Forests are important to animals in ways that we may not think of. For example, grizzly bears in Montana eat seeds from pine trees in alpine forests. Ocelots in Texas find their mates while traversing thorn forests. Kirtland’s warblers nest in jack pine forests. Even species that live in the water rely on forests. They benefit from the work forests do to keep their habitat — rivers, streams and lakes—clean.
Unfortunately, many animals are threatened by deforestation.
Below are 5 animals that are sadly high up on the endangered species list.
1) Pygmy Elephants African and Asian pygmy elephants can grow to 11,000 pounds in weight, but they are the smallest elephant and in danger. Pygmy elephants’ forest homes are being converted to farms and plantations, their tusks are targets for poachers, and they are increasingly coming into conflict with humans.

2) Chimpanzees Chimpanzees are brilliant animals with complex social structures and distinct cultures. The western chimpanzee found in West Africa
has drastically decreased and faces a very high risk of extinction soon due to threats such as disease, hunting, and habitat loss.

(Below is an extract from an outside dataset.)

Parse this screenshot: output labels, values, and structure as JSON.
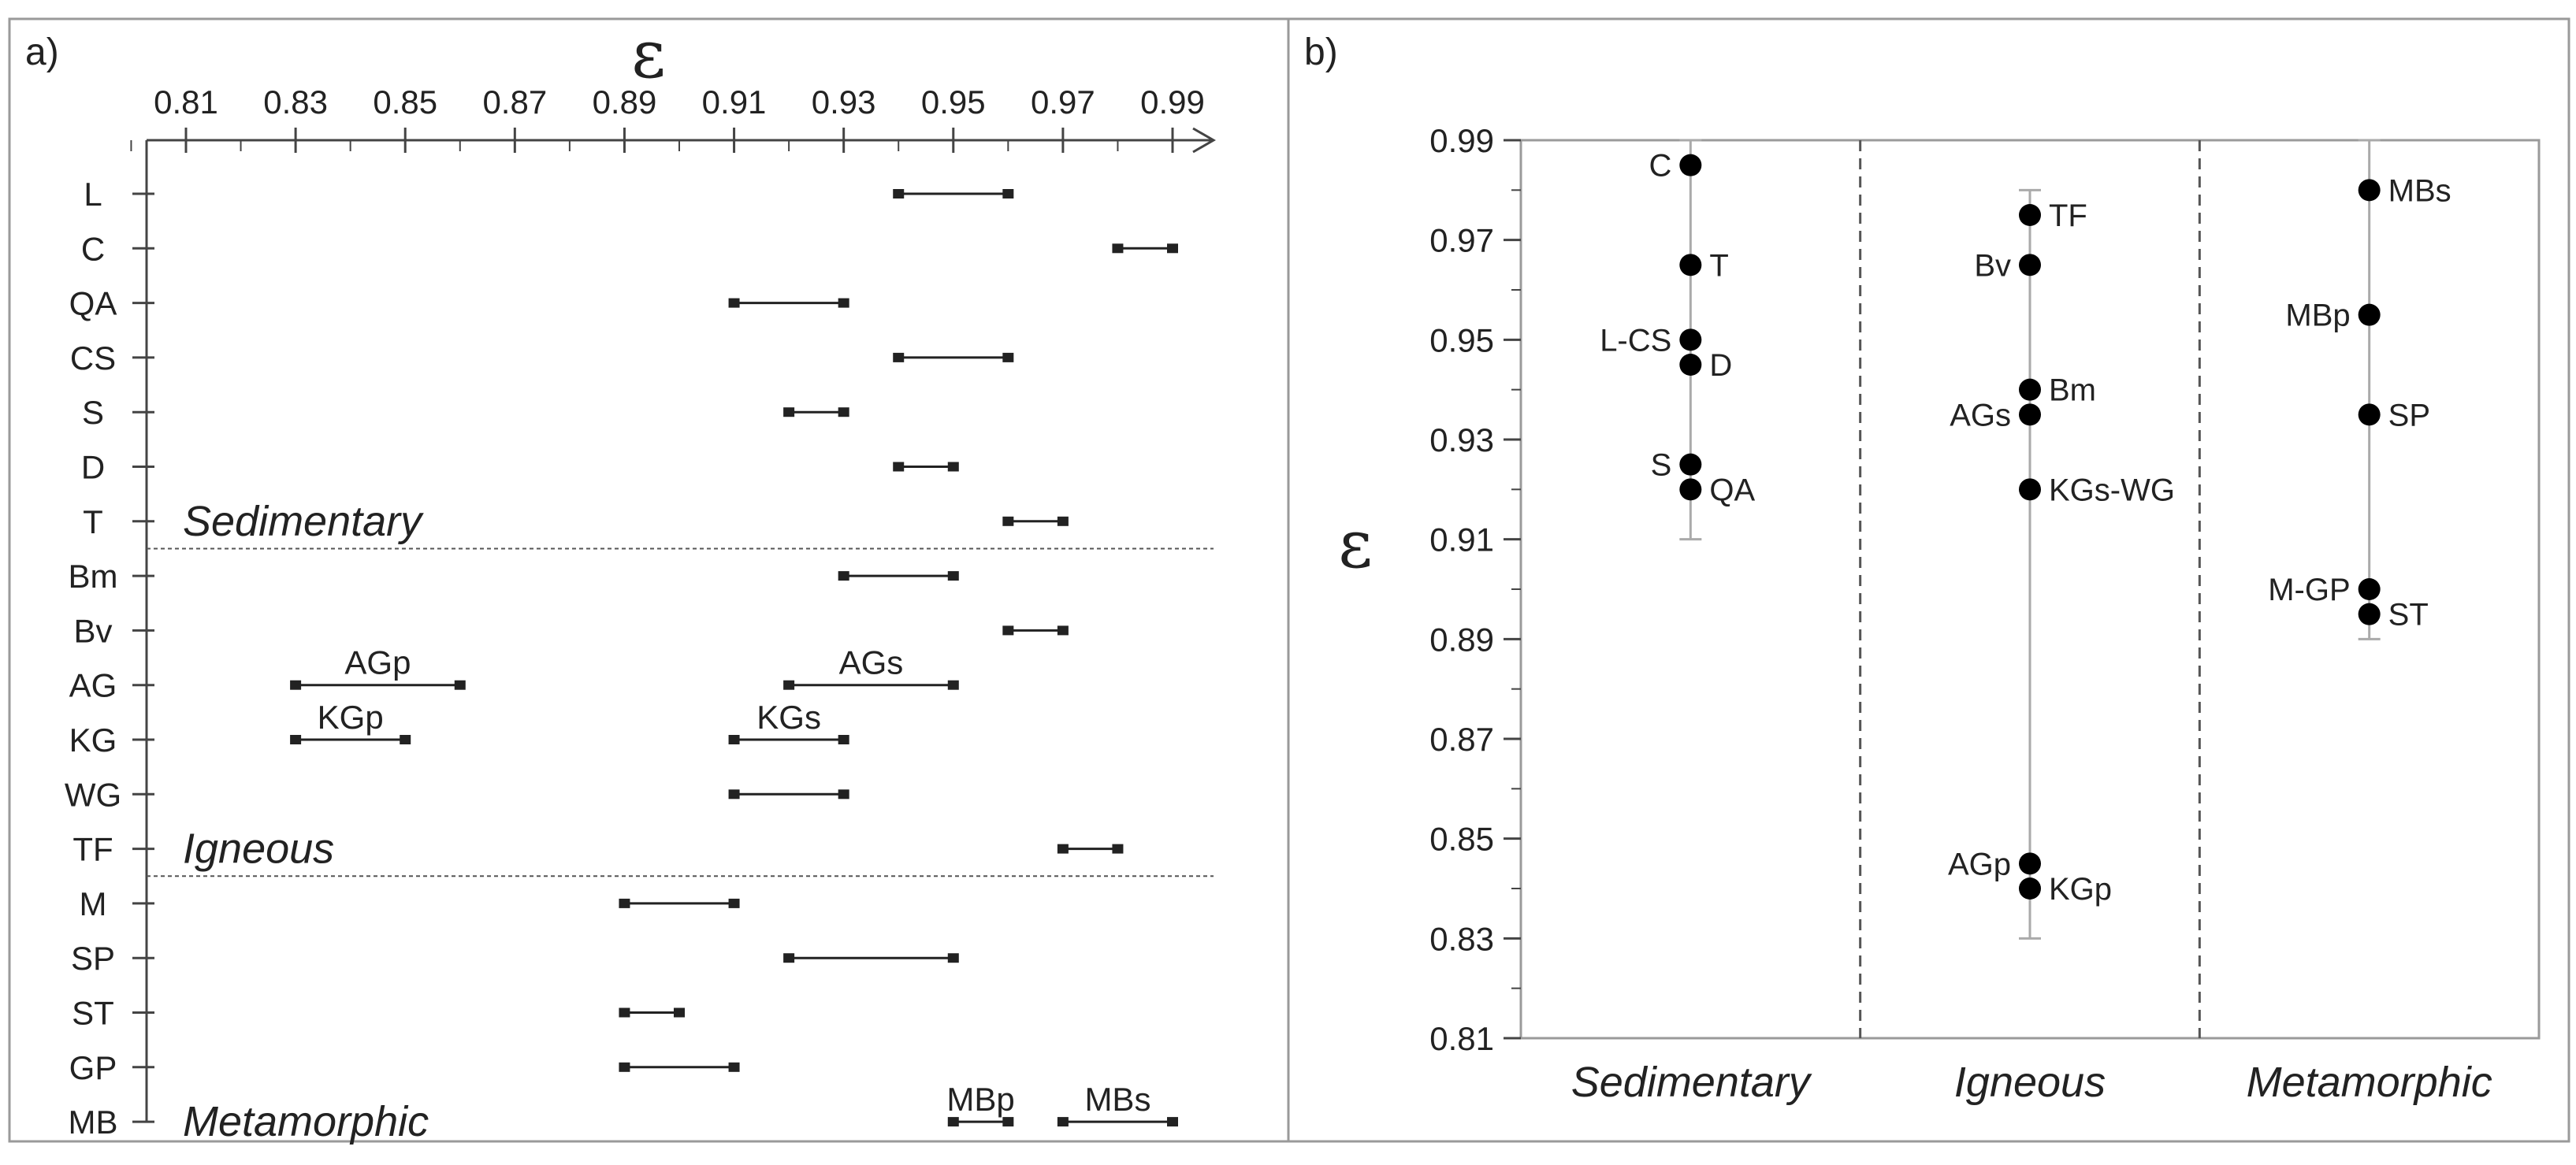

3) Giant Panda Pandas inhabit forests high in the mountains of Southwest China, where they live off of an almost entirely bamboo diet. They play an essential role in the forest ecosystem by depositing seeds as they move throughout their habitat. Birth rates for pandas are very low, which, combined with poaching and habitat loss, makes them vulnerable to extinction.

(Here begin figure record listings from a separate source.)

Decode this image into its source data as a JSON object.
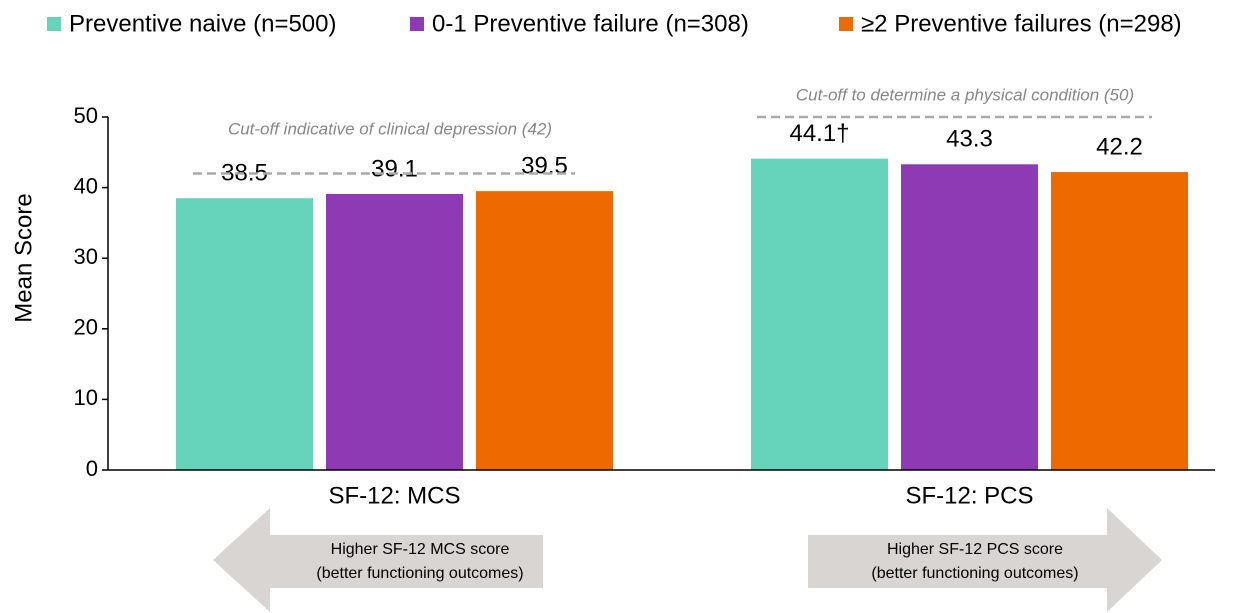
{
  "chart_data": {
    "type": "bar",
    "categories": [
      "SF-12: MCS",
      "SF-12: PCS"
    ],
    "series": [
      {
        "name": "Preventive naive (n=500)",
        "color": "#65d4bb",
        "values": [
          38.5,
          44.1
        ],
        "value_labels": [
          "38.5",
          "44.1†"
        ]
      },
      {
        "name": "0-1 Preventive failure (n=308)",
        "color": "#8e3ab5",
        "values": [
          39.1,
          43.3
        ]
      },
      {
        "name": "≥2 Preventive failures (n=298)",
        "color": "#ee6a00",
        "values": [
          39.5,
          42.2
        ]
      }
    ],
    "y_label": "Mean Score",
    "ylim": [
      0,
      50
    ],
    "yticks": [
      0,
      10,
      20,
      30,
      40,
      50
    ],
    "reference_lines": [
      {
        "value": 42,
        "label": "Cut-off indicative of clinical depression (42)"
      },
      {
        "value": 50,
        "label": "Cut-off to determine a physical condition (50)"
      }
    ],
    "arrows": [
      {
        "direction": "left",
        "lines": [
          "Higher SF-12 MCS score",
          "(better functioning outcomes)"
        ]
      },
      {
        "direction": "right",
        "lines": [
          "Higher SF-12 PCS score",
          "(better functioning outcomes)"
        ]
      }
    ]
  }
}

4) Monarch Butterfly With a flight of up to 3,000 miles from the US to Canada and all the way down to Mexico, the monarch’s migratory pattern is inspiring. But over the past two decades, monarch numbers have declined. The storm of threats facing these tiny but important creatures include habitat loss, intensified weather events due to the changing climate, and the use of harsh chemicals on milkweed – the only plant in which monarchs lay eggs.

5) Big Cats (Cheetahs, Lions, Leopards, & Jaguars) Many different cat species are severely threatened by loss of forest cover.
Deforestation, disease, and big game hunting are the main reasons all of these are endangered.